Public interest

Why do I need to know about public interest?

  • It has been reported that secondary uses of patient data in research are being hampered by a ‘culture of caution’ where concerns about risks to patient confidentiality may be elevated at the expense of the pursuit of scientifically sound and ethically robust research, which is in the interest of protecting the health of the public.

  • Both researchers and data custodians are in a position to help rectify this balance by attending to and making robust cases for the public interest in any proposed research project.

What is the ‘public interest test’?

In the absence any of three possible conditions - that patient consent for your proposed research use of the data exists, or that the data has been anonymised, or that there exists a particular obligation under the law (for example for the purposes of a criminal investigation) - any decision as to whether patient identifiable information can be disclosed must be made on a case by case basis and must be justified by being in the public interest.

The public interest test operates as a device by which we can determine the course of action which best serves the interests of the public. In the context of information disclosure therefore this involves deciding, on a case by case basis, whether it better serves the public interest to disclose the information or keep it confidential.

When is disclosing information in the public interest?

There are two primary justifications for disclosing information in the public interest: to protect individuals or society from the risk of serious harm, or to enable secondary uses of the information, such as for research or educational purposes, which will benefit society over time.

There are clearly benefits to society in conducting research for the future development of healthcare in the UK. As such, the GMC advises that a disclosure of identifiable information without consent can be justified in the public interest to enable medical research. Society has an interest in promoting research within an acceptable and workable framework. Such a framework must give due consideration to confidentiality, however at the same time it must not impose impossibly high standards as this would have the effect of hindering research and pushing some research out of the UK.

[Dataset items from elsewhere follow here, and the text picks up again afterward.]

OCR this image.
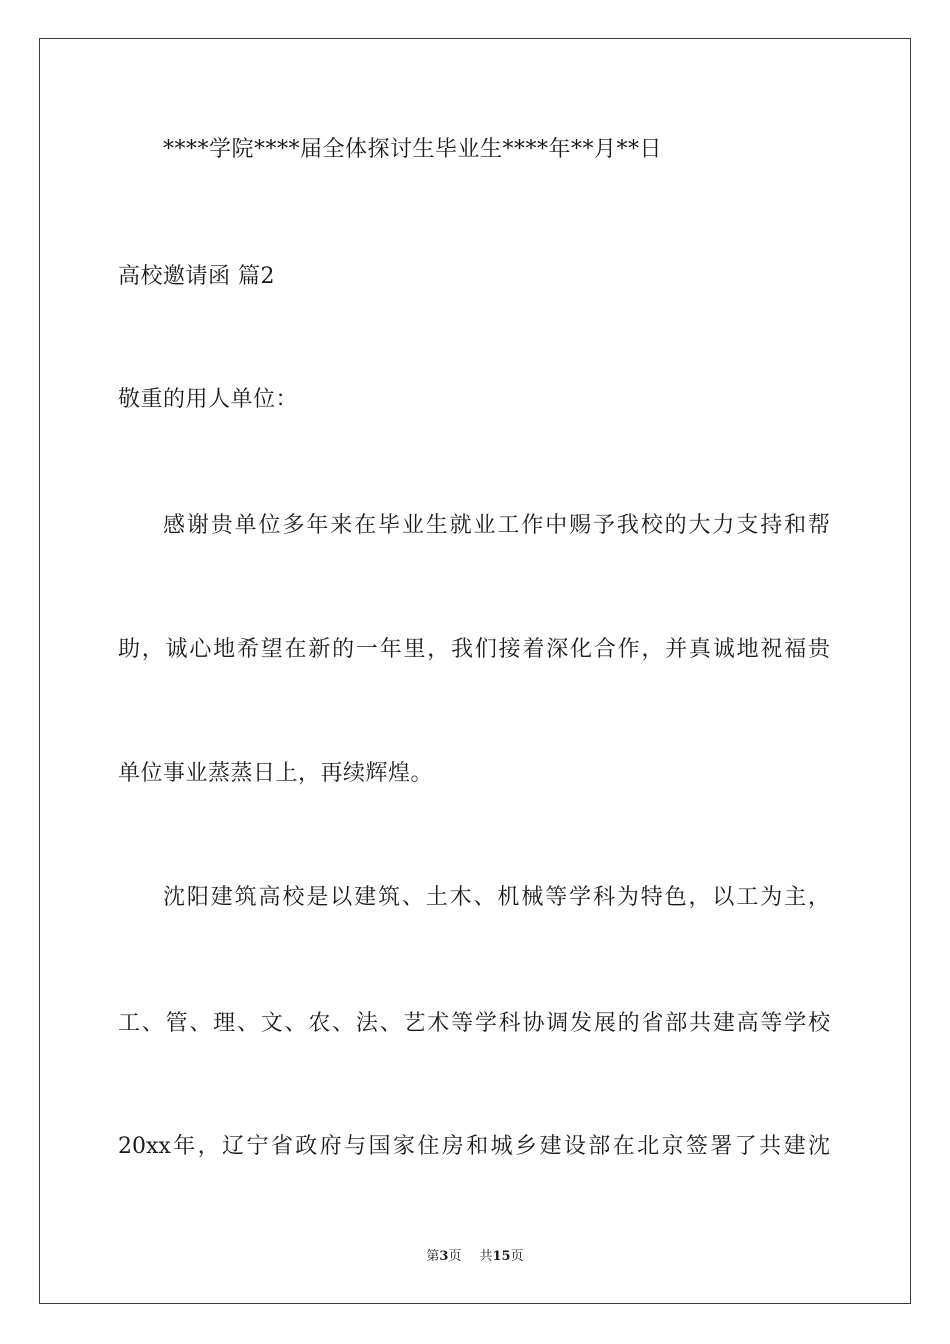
****学院****届全体探讨生毕业生****年**月**日
高校邀请函 篇2
敬重的用人单位：
感谢贵单位多年来在毕业生就业工作中赐予我校的大力支持和帮
助，诚心地希望在新的一年里，我们接着深化合作，并真诚地祝福贵
单位事业蒸蒸日上，再续辉煌。
沈阳建筑高校是以建筑、土木、机械等学科为特色，以工为主，
工、管、理、文、农、法、艺术等学科协调发展的省部共建高等学校
20xx年，辽宁省政府与国家住房和城乡建设部在北京签署了共建沈
第3页 共15页
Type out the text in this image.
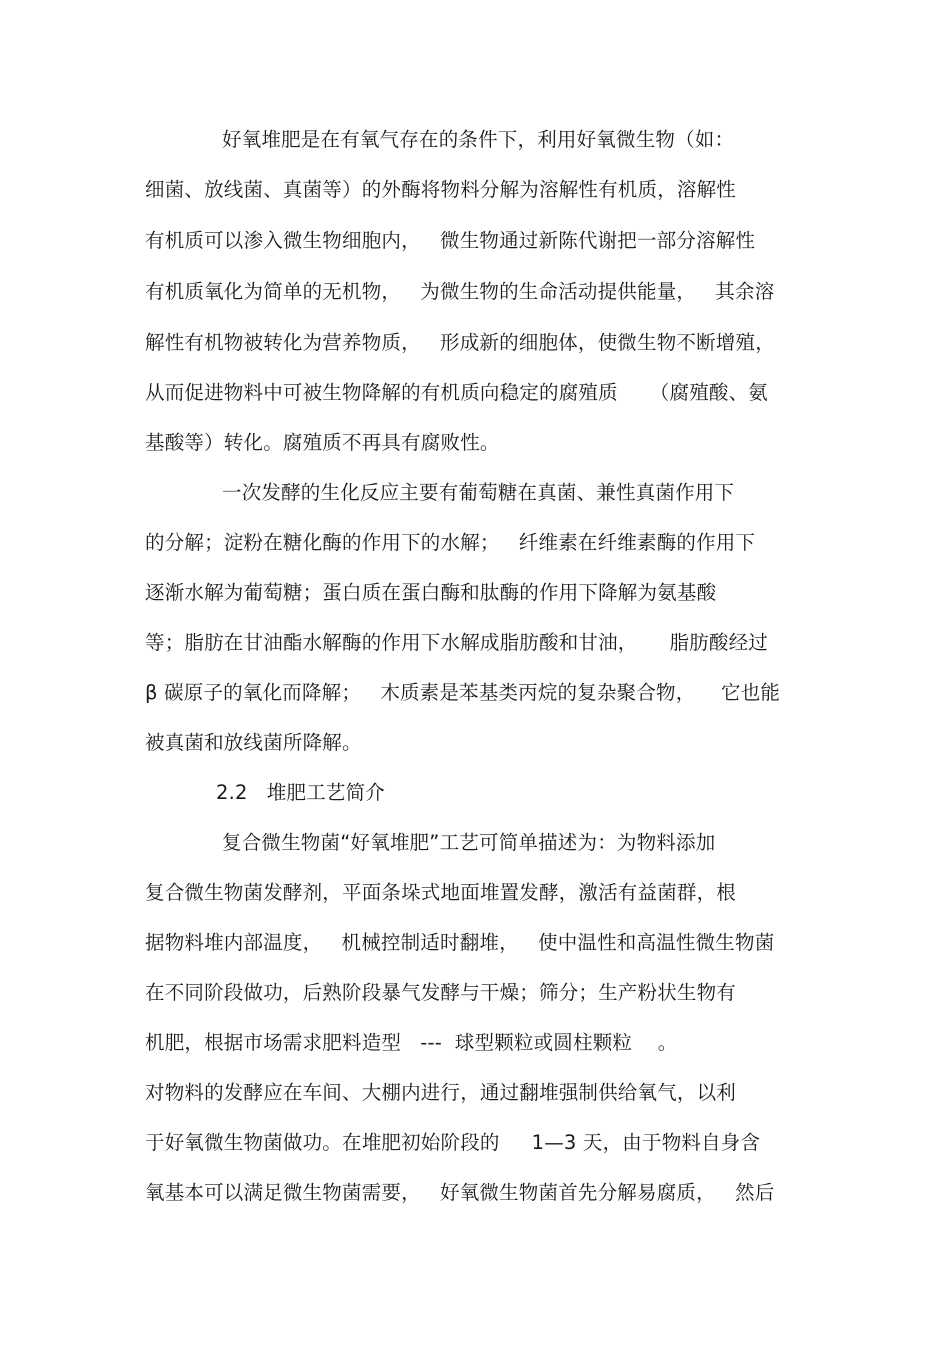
好氧堆肥是在有氧气存在的条件下，利用好氧微生物（如：
细菌、放线菌、真菌等）的外酶将物料分解为溶解性有机质，溶解性
有机质可以渗入微生物细胞内，   微生物通过新陈代谢把一部分溶解性
有机质氧化为简单的无机物，   为微生物的生命活动提供能量，   其余溶
解性有机物被转化为营养物质，   形成新的细胞体，使微生物不断增殖，
从而促进物料中可被生物降解的有机质向稳定的腐殖质     （腐殖酸、氨
基酸等）转化。腐殖质不再具有腐败性。
一次发酵的生化反应主要有葡萄糖在真菌、兼性真菌作用下
的分解；淀粉在糖化酶的作用下的水解；   纤维素在纤维素酶的作用下
逐渐水解为葡萄糖；蛋白质在蛋白酶和肽酶的作用下降解为氨基酸
等；脂肪在甘油酯水解酶的作用下水解成脂肪酸和甘油，     脂肪酸经过
β 碳原子的氧化而降解；   木质素是苯基类丙烷的复杂聚合物，    它也能
被真菌和放线菌所降解。
2.2   堆肥工艺简介
复合微生物菌“好氧堆肥”工艺可简单描述为：为物料添加
复合微生物菌发酵剂，平面条垛式地面堆置发酵，激活有益菌群，根
据物料堆内部温度，   机械控制适时翻堆，   使中温性和高温性微生物菌
在不同阶段做功，后熟阶段暴气发酵与干燥；筛分；生产粉状生物有
机肥，根据市场需求肥料造型   ---  球型颗粒或圆柱颗粒    。
对物料的发酵应在车间、大棚内进行，通过翻堆强制供给氧气，以利
于好氧微生物菌做功。在堆肥初始阶段的     1—3 天，由于物料自身含
氧基本可以满足微生物菌需要，   好氧微生物菌首先分解易腐质，   然后
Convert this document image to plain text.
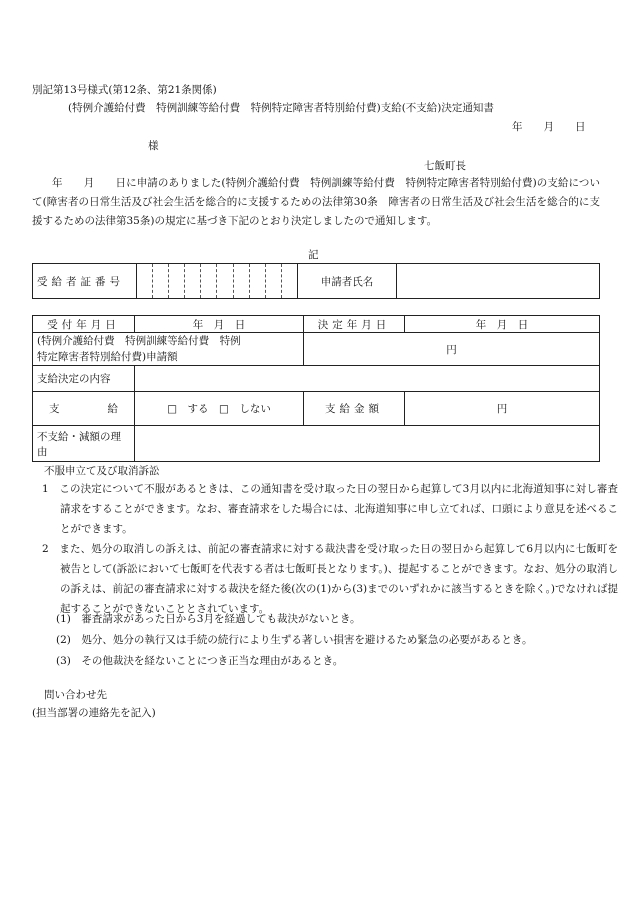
別記第13号様式(第12条、第21条関係)
(特例介護給付費　特例訓練等給付費　特例特定障害者特別給付費)支給(不支給)決定通知書
年　　月　　日
様
七飯町長
年　　月　　日に申請のありました(特例介護給付費　特例訓練等給付費　特例特定障害者特別給付費)の支給について(障害者の日常生活及び社会生活を総合的に支援するための法律第30条　障害者の日常生活及び社会生活を総合的に支援するための法律第35条)の規定に基づき下記のとおり決定しましたので通知します。
記
受給者証番号		申請者氏名	
受付年月日	年　月　日	決定年月日	年　月　日

(特例介護給付費　特例訓練等給付費　特例
特定障害者特別給付費)申請額		円	
支給決定の内容			

支 給	□　する　□　しない	支給金額	円
不支給・減額の理由			
不服申立て及び取消訴訟
1　この決定について不服があるときは、この通知書を受け取った日の翌日から起算して3月以内に北海道知事に対し審査請求をすることができます。なお、審査請求をした場合には、北海道知事に申し立てれば、口頭により意見を述べることができます。
2　また、処分の取消しの訴えは、前記の審査請求に対する裁決書を受け取った日の翌日から起算して6月以内に七飯町を被告として(訴訟において七飯町を代表する者は七飯町長となります。)、提起することができます。なお、処分の取消しの訴えは、前記の審査請求に対する裁決を経た後(次の(1)から(3)までのいずれかに該当するときを除く。)でなければ提起することができないこととされています。
(1)　審査請求があった日から3月を経過しても裁決がないとき。
(2)　処分、処分の執行又は手続の続行により生ずる著しい損害を避けるため緊急の必要があるとき。
(3)　その他裁決を経ないことにつき正当な理由があるとき。
問い合わせ先
(担当部署の連絡先を記入)
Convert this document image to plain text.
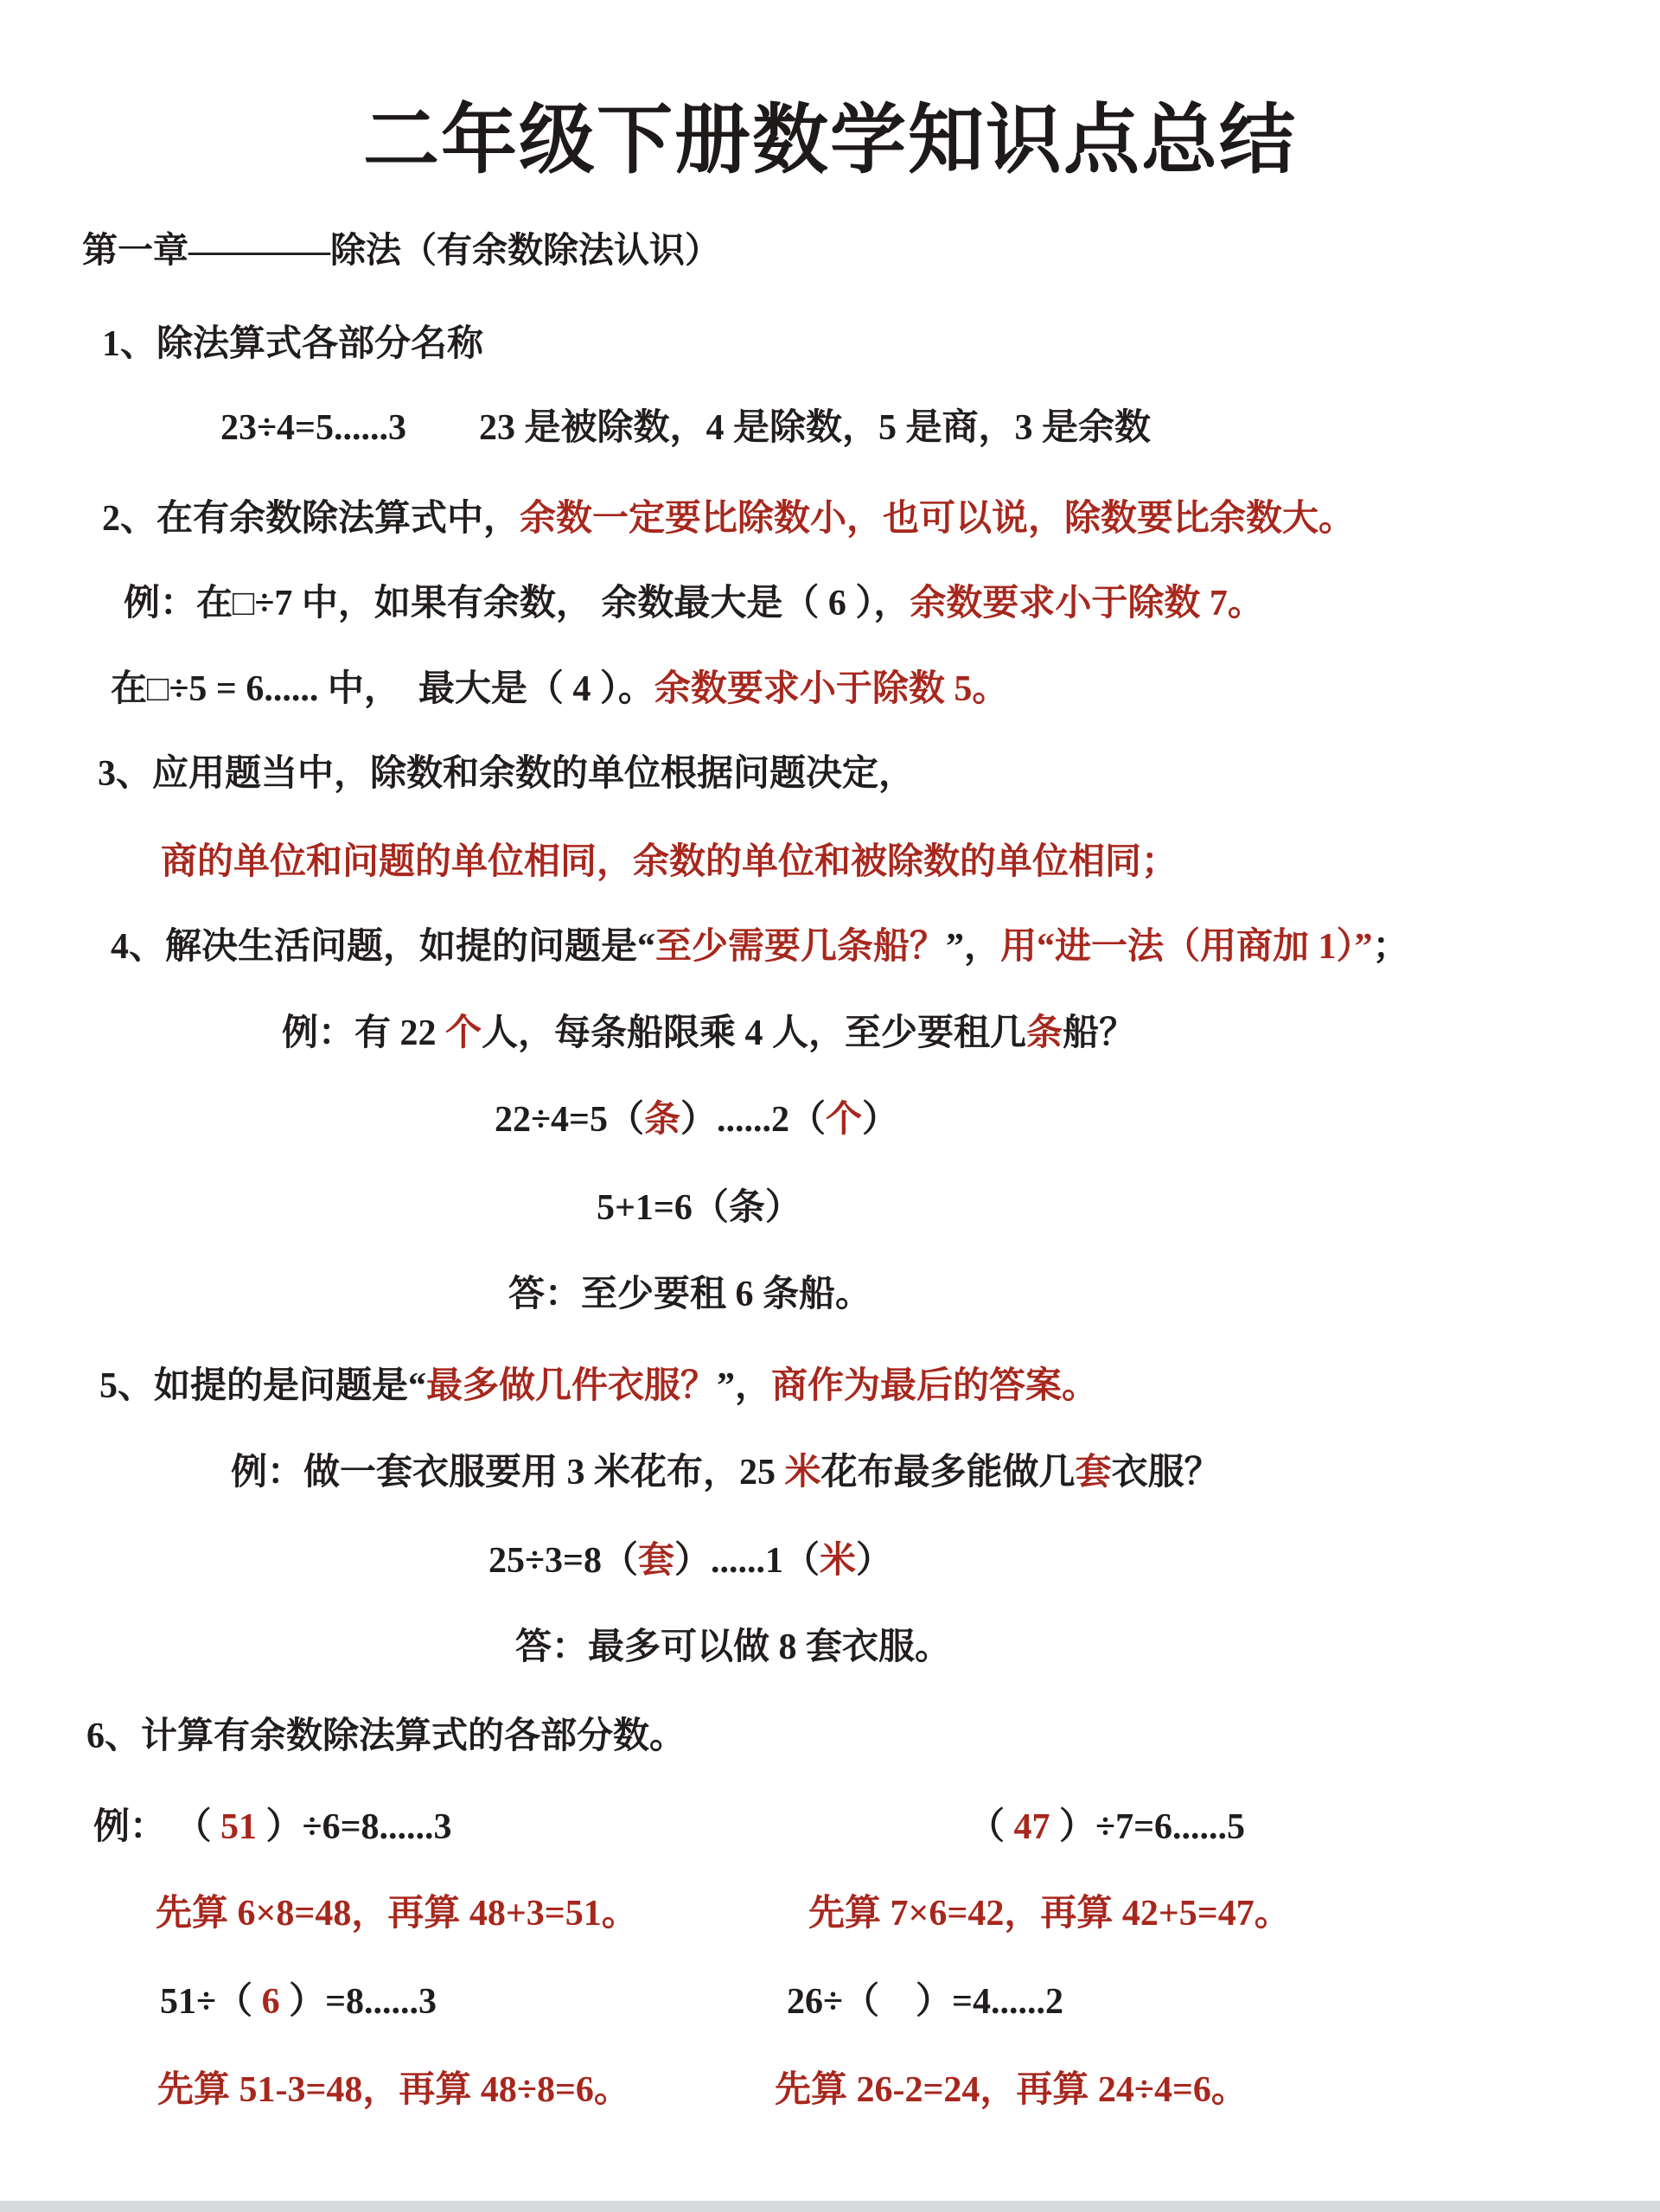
二年级下册数学知识点总结
第一章————除法（有余数除法认识）
1、除法算式各部分名称
23÷4=5......3　　23 是被除数，4 是除数，5 是商，3 是余数
2、在有余数除法算式中，余数一定要比除数小，也可以说，除数要比余数大。
例：在□÷7 中，如果有余数， 余数最大是（ 6 ），余数要求小于除数 7。
在□÷5 = 6...... 中，  最大是（ 4 ）。余数要求小于除数 5。
3、应用题当中，除数和余数的单位根据问题决定，
商的单位和问题的单位相同，余数的单位和被除数的单位相同；
4、解决生活问题，如提的问题是“至少需要几条船？”，用“进一法（用商加 1）”；
例：有 22 个人，每条船限乘 4 人，至少要租几条船？
22÷4=5（条）......2（个）
5+1=6（条）
答：至少要租 6 条船。
5、如提的是问题是“最多做几件衣服？”，商作为最后的答案。
例：做一套衣服要用 3 米花布，25 米花布最多能做几套衣服？
25÷3=8（套）......1（米）
答：最多可以做 8 套衣服。
6、计算有余数除法算式的各部分数。
例： （ 51 ）÷6=8......3	（ 47 ）÷7=6......5
先算 6×8=48，再算 48+3=51。	先算 7×6=42，再算 42+5=47。
51÷（ 6 ）=8......3	26÷（　）=4......2
先算 51-3=48，再算 48÷8=6。	先算 26-2=24，再算 24÷4=6。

Striking a balance: weighing confidentiality and public interest

In order to determine whether identifiable information may be disclosed without the consent of an individual, we must determine whether it serves the interests of the public to disclose or not to disclose. This determination involves the balancing of two public interests: the public interest in maintaining confidentiality and the public interesting in disclosing information to further medical research.

The decision as to what is in the public interest must be made on a case by case basis, by taking into consideration the specific qualities and risks of the proposed research project. As such, it is not possible to provide definitive guidance on which way the balance should be struck. However, generally you must consider:

  • The nature and sensitivity of the information to be disclosed,
  • The use to be made of the information,
  • The context in which the information was generated,
  • The reasonable expectations of the individual whose information it is,
  • Any harm which could be caused to the individual or others,
  • The purpose of the request for information,
  • The number of people to have access to the information,
  • The confidentiality and security arrangements in place to protect the information from further disclosure,
  • The advice of a Caldicott Guardian or similar expert advisor who is not directly connected with the use for which the disclosure is being considered,
  • The advice of a Research Ethics Committee,
  • The advice of the Privacy Advisory Committee,
  • The potential for harm or distress to patients,
  • The importance of the information to be obtained from the research output.

If, after considering these factors, it is decided that the information should be disclosed, the disclosing body must only disclose the minimum of information necessary to achieve the objective of the research project.

SHIP Guiding Principles and Best Practice

SHIP Guiding Principles and Best Practices reflect the values which underpin the SHIP project. They are designed to act as a guide for all those involved in SHIP and data sharing. You as a researcher or data custodian should be aware of these guiding principles and best practices as they provide useful guidance as to the standards of information governance promoted and expected by SHIP.

Principles
  • Scientifically sound and ethically robust research is in the interest of protecting the health of the public.
  • The objective of SHIP is to facilitate scientifically sound and ethically robust research through the appropriate use of health data.
  • The rights of individuals should be respected with adequate privacy protection, while at the same time the benefits for all in the appropriate use of health data for research purposes should be recognised.
  • Data sharing and use should be carried out under transparent controls and security processes, and the purposes and protection mechanisms should be communicated publicly and to oversight bodies/individuals with responsibility for data processing.
  • The responsible use of health data should be a stated objective of all organisations adhering to this instrument.
Best Practice
  • It is the data controller's responsibility to ensure the development of transparent policies that demonstrate their understanding of public interest and the basis upon which they will use and disclose health data; equally importantly this must include the protection mechanisms under which use will take place. It is possible that these policies may not be developed solely by data controllers, but in conjunction with others, e.g. lawyers, but ultimate responsibility for implementation of such policies will lie with the data controller.